Isn't it reasonable to believe, as the president apparently does, that the reforms now underway through the Patient Protection and Affordable Care Act can achieve this goal without harming seniors or undermining the financial viability of providers? The bottom line on entitlement spending is that the president's budget is lean, but it isn't mean.
The same can't be said about the rest of the president's healthcare budget. Discretionary spending bore the brunt of the sequester cuts and the president kept most of those intact in his own budget.

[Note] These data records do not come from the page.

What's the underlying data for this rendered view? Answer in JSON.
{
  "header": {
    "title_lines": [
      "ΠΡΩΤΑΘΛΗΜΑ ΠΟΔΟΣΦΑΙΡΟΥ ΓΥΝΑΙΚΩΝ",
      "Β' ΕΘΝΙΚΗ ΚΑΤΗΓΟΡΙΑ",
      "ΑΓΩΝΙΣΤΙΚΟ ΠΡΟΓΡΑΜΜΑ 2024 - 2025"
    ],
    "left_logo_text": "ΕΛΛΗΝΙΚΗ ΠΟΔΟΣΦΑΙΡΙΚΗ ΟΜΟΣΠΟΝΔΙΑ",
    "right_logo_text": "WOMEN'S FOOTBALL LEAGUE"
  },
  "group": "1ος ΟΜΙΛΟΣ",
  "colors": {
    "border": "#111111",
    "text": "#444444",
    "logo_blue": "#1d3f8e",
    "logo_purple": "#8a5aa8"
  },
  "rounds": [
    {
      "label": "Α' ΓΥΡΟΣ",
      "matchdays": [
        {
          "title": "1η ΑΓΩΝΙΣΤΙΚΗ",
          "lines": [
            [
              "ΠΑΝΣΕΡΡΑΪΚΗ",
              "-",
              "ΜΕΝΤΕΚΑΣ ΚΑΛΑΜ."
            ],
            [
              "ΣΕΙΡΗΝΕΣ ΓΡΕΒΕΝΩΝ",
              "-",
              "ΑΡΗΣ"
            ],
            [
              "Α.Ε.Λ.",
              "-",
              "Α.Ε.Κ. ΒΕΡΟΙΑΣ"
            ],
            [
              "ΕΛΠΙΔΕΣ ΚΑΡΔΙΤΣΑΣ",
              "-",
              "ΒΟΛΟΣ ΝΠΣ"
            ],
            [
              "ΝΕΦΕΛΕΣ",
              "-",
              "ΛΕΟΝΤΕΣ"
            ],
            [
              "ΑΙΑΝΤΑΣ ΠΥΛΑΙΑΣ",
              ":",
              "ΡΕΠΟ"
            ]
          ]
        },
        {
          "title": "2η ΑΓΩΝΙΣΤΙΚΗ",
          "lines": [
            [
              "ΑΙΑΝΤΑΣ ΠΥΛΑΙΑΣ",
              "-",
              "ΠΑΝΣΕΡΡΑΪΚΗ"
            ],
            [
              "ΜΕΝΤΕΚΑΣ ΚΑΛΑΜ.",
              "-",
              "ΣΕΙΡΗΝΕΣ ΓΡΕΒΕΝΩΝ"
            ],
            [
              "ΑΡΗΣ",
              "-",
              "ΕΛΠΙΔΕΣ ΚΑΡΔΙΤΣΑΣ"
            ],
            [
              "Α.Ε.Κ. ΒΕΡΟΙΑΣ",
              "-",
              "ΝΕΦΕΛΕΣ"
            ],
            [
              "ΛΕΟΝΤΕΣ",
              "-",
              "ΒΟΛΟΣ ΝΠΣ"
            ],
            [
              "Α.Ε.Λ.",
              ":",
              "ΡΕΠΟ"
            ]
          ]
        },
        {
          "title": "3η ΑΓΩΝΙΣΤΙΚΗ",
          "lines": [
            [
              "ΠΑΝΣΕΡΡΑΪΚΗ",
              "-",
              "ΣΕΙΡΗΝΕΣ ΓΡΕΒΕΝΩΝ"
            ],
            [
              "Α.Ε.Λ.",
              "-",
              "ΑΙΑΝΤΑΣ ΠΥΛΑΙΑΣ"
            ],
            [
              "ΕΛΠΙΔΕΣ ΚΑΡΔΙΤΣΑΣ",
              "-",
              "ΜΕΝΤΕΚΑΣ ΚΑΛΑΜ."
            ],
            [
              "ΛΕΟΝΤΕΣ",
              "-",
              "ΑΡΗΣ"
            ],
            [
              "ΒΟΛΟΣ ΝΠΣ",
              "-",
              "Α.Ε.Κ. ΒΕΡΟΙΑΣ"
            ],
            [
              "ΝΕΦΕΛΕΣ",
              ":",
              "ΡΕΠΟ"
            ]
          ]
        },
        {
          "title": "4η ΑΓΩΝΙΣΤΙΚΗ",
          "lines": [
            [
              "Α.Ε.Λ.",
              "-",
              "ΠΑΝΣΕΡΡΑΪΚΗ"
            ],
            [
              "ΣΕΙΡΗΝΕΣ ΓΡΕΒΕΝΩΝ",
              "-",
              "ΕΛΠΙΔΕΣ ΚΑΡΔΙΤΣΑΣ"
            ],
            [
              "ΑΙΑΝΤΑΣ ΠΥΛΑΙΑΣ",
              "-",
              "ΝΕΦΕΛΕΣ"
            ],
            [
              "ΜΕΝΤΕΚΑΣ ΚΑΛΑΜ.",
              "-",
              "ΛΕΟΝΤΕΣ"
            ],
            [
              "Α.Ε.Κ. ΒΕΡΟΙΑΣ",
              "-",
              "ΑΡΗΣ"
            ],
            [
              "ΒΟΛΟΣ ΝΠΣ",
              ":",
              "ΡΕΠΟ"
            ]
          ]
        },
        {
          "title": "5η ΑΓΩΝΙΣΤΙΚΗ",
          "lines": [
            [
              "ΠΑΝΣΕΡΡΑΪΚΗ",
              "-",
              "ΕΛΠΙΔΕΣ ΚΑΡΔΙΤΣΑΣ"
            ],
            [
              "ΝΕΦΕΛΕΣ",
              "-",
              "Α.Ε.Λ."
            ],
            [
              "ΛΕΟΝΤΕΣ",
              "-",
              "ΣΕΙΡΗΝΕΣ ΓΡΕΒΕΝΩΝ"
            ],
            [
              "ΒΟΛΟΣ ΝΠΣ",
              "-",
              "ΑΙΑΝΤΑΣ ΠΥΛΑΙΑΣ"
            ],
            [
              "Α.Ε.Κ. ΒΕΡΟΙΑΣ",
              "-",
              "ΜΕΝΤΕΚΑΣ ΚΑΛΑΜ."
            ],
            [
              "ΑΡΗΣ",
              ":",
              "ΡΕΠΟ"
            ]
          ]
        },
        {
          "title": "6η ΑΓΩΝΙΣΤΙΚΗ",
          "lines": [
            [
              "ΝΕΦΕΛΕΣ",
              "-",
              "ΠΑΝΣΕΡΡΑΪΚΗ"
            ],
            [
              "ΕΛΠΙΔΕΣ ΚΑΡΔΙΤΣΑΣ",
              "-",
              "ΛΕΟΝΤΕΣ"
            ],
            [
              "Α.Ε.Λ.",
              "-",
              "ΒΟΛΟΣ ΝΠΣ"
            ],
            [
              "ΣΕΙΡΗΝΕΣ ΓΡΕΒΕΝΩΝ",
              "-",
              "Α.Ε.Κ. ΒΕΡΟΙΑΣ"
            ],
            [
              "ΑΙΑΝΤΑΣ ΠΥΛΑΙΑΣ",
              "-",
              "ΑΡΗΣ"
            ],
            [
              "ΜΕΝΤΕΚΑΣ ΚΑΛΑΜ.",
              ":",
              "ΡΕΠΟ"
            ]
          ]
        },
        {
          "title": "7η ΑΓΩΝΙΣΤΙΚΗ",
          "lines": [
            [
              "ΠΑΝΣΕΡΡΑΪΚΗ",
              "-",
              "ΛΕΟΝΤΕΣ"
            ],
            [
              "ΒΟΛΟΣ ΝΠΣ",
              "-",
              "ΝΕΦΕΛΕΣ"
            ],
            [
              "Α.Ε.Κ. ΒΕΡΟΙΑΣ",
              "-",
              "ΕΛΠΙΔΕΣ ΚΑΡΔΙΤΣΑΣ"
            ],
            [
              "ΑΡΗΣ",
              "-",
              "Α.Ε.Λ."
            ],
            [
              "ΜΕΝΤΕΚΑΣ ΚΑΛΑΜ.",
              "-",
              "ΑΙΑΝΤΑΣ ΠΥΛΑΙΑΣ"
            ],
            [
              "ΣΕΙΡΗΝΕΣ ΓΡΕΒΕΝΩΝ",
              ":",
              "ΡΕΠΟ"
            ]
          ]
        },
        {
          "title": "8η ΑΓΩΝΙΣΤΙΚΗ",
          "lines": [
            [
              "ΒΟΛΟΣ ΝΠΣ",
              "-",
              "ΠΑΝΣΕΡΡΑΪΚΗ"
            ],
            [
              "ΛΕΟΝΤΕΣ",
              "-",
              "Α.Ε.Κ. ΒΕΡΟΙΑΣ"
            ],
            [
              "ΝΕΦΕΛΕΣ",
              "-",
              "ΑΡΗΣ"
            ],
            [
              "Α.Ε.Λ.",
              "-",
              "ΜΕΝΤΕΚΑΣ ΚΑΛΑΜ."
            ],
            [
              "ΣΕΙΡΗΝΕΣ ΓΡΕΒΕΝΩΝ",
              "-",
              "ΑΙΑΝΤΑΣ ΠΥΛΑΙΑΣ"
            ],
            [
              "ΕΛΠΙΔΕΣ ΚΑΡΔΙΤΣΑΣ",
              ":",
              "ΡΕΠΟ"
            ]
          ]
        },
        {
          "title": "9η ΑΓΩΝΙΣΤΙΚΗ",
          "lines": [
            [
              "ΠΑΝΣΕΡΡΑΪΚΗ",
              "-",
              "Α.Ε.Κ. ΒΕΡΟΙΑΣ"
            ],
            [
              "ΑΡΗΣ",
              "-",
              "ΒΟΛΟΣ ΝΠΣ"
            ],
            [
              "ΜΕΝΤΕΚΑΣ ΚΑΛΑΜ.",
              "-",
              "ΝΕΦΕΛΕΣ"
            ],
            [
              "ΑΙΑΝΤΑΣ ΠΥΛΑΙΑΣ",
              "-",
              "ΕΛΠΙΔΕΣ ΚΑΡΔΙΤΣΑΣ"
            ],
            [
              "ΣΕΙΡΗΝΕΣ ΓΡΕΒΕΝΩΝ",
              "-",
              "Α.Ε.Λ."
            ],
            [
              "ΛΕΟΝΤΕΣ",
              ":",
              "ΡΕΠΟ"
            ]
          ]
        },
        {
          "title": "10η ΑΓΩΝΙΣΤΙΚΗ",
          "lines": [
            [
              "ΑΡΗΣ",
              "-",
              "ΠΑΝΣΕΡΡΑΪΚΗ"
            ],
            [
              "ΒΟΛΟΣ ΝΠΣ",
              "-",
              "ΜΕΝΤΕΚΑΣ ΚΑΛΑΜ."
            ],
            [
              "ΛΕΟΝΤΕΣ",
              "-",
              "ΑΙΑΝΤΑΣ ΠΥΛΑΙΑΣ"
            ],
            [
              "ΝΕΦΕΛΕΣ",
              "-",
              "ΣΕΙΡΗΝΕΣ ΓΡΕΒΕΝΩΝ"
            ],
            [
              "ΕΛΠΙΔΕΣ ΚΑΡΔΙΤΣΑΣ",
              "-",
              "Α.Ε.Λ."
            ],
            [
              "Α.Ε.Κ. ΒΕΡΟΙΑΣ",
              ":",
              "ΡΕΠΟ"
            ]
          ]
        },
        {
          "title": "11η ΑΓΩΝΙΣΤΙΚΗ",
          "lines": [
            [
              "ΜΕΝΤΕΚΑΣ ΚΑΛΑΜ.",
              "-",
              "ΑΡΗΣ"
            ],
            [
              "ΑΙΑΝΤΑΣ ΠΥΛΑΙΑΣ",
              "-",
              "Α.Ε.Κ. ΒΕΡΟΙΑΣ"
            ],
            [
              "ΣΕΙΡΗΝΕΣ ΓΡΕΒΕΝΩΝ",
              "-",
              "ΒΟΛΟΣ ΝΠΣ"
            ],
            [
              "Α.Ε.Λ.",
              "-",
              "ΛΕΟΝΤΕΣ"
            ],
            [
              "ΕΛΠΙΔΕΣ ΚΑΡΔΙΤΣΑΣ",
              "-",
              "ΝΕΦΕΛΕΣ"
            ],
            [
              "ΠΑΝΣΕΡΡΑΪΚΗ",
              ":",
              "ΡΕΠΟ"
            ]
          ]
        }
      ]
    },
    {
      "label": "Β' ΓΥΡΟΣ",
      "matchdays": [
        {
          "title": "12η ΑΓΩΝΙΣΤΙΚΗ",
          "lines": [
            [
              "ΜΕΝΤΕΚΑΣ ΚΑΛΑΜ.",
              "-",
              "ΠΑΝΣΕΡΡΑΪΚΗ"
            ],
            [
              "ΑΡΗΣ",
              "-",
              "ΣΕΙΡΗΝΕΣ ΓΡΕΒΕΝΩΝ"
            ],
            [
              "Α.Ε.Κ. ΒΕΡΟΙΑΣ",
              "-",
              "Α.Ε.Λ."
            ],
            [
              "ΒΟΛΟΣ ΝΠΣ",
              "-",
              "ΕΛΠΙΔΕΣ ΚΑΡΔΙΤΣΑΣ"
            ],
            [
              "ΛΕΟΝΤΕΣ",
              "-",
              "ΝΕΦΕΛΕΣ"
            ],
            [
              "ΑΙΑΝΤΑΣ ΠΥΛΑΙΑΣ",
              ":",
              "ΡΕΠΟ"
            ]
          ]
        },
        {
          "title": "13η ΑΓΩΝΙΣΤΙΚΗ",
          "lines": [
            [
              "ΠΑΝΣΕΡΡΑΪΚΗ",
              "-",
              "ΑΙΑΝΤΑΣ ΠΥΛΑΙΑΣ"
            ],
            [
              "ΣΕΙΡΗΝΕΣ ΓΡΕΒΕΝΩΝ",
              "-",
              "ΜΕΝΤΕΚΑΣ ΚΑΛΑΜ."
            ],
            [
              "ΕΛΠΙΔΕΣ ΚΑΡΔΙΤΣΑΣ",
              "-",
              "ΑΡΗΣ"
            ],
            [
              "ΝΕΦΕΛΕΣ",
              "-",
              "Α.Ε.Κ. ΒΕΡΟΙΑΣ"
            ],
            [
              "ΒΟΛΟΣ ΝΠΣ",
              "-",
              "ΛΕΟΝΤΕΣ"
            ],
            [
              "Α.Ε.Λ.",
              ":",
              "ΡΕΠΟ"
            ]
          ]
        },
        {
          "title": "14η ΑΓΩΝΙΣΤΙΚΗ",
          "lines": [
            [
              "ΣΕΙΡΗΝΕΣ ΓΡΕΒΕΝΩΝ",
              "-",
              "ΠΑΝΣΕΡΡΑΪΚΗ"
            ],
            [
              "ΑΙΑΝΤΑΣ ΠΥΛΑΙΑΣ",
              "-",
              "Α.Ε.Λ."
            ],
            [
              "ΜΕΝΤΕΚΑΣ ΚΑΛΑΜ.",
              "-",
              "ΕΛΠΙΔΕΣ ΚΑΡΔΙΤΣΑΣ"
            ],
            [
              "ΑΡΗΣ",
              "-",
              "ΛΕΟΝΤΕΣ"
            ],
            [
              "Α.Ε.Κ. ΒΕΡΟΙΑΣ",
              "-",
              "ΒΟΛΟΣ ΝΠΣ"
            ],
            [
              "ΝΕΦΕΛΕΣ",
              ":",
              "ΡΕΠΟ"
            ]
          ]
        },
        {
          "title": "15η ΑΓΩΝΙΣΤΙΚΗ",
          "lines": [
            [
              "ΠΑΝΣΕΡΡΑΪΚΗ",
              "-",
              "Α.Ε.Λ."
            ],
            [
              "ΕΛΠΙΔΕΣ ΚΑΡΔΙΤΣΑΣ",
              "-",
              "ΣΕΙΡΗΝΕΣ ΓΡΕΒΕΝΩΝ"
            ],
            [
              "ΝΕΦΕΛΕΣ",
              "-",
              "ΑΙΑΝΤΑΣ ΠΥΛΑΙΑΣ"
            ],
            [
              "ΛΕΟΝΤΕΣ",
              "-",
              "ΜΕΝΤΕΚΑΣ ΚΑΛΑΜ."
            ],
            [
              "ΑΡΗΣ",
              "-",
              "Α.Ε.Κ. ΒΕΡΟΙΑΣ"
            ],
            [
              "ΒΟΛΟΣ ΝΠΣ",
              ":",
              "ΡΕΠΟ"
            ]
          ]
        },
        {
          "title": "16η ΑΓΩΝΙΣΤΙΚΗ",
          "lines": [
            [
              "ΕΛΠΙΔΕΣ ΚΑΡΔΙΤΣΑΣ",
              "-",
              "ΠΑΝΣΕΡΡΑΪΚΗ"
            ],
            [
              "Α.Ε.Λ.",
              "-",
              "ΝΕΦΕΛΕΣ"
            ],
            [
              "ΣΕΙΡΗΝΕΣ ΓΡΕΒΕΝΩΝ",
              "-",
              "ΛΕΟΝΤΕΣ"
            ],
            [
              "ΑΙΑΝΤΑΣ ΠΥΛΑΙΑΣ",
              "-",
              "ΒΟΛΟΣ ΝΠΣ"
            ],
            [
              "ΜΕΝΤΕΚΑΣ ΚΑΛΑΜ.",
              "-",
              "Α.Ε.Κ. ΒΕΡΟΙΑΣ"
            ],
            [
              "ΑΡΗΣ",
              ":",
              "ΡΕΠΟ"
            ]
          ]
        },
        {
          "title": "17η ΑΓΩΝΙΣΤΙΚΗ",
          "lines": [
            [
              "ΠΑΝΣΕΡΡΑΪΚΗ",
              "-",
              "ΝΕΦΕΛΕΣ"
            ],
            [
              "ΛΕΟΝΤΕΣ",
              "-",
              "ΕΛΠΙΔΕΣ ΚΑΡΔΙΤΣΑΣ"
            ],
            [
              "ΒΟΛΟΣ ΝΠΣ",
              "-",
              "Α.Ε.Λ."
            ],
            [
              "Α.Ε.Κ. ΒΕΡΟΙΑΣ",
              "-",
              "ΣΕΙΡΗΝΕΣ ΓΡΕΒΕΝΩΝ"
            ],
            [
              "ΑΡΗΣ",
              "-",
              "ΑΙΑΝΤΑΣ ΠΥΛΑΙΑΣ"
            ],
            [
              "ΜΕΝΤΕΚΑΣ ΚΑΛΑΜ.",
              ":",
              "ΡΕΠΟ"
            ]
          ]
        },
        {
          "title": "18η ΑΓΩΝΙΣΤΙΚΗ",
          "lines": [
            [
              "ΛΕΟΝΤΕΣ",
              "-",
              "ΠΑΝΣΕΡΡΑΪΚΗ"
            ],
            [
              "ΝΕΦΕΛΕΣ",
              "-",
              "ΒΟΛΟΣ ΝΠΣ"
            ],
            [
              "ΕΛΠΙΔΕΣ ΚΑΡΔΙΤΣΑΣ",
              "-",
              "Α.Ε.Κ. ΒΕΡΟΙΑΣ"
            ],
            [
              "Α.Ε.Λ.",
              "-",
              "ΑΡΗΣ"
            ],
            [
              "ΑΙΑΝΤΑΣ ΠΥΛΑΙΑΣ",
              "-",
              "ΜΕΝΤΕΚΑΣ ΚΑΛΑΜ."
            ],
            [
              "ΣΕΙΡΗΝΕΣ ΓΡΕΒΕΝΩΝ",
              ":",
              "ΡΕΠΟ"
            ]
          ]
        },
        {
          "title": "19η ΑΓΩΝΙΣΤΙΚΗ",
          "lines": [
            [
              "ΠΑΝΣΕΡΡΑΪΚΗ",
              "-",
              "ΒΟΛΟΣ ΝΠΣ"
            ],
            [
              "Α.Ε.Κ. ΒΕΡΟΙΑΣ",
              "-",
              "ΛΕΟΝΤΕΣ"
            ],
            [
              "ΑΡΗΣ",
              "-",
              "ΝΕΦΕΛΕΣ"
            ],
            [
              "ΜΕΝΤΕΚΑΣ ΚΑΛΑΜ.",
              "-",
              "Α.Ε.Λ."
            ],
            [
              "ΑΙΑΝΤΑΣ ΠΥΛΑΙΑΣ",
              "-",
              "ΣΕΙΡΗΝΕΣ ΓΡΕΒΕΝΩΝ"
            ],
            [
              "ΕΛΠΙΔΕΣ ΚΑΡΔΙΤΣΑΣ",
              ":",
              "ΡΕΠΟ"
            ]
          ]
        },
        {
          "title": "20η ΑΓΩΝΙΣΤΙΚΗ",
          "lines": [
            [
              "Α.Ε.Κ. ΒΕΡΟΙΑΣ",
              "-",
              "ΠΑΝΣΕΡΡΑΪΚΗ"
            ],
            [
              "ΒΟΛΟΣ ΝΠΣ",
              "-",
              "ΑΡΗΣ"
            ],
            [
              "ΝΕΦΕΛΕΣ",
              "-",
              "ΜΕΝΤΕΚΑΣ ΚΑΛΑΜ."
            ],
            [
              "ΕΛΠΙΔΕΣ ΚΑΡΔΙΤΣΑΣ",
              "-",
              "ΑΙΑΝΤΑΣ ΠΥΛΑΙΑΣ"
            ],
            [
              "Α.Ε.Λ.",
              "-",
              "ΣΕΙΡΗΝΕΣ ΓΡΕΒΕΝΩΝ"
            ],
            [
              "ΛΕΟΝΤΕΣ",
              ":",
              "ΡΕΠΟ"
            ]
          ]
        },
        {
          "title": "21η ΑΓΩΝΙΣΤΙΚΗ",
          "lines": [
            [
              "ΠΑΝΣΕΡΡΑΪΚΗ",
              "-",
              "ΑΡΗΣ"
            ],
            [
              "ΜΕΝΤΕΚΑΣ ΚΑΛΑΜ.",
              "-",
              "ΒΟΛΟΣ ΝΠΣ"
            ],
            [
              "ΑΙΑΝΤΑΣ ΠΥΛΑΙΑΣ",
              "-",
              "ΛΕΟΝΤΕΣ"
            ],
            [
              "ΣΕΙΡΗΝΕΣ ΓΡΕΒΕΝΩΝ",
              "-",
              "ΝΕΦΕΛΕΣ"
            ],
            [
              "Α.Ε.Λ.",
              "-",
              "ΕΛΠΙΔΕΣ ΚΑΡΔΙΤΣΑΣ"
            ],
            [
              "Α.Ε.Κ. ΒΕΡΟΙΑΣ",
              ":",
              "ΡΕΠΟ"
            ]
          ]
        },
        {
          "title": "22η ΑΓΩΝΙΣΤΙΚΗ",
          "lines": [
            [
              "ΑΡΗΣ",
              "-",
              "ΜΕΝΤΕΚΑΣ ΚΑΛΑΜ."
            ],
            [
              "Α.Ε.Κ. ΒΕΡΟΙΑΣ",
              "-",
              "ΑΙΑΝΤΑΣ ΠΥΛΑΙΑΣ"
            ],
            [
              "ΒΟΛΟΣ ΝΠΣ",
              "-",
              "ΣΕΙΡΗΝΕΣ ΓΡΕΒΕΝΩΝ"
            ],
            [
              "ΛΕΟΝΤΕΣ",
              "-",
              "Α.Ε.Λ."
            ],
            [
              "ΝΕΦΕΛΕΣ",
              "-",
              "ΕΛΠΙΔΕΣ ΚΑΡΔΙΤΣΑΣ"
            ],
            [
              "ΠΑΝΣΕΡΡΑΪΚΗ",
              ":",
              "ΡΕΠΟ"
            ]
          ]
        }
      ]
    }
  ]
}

Let's trace a few line items over the next decade to judge the president's priorities.
The National Institutes of Health, which is the font of most of the basic and applied science that leads to medical innovation, would receive about a 2% a year increase over the next decade in its current $31 billion budget—barely enough to keep pace with inflation.
The Centers for Disease Control and Prevention does even worse. It would grow from $5.5 billion this year to $6.1 billion in 2023—a cumulative increase of 11% or barely a percentage point increase each year on average. In other words, the president's plan proposes to substantially cut inflation-adjusted spending on prevention, disease monitoring and public health—a foolish long-term strategy if ever there was one if the goal is to reduce healthcare spending in entitlement programs.
The Health Resources and Services Administration, which does everything from promoting primary care to funneling physicians to rural areas, fares only a little better in the budget. It will increase by 21.8%, or about 2% a year on average, to $6.7 billion—again barely keeping pace with inflation.
The debate in Washington has already been twisted by the opposition Republican Party into one where the president is both attacking seniors and not cutting enough. But the reality is that the discretionary portion of the federal budget—the part that invests in the future rather than providing transfer payments or paying for services—will be hammered over the next decade.
Overall, spending on all discretionary domestic programs—on the environment, homeland security, housing and health—will rise a cumulative 7% over the next 10 years under the president's plan. That's substantially less than inflation. The Pentagon, which is winding down two wars in the Middle East, fares about the same.
A few years ago, Grover Norquist, who leads the anti-tax Americans for Tax Reform, declared his goal was to shrink the government to the point where it could be drowned in a bathtub. While Obama likes to talk about investing in the future, Norquist's approach appears to have been embraced by both political parties. In the long run, the biggest losers will be the American people.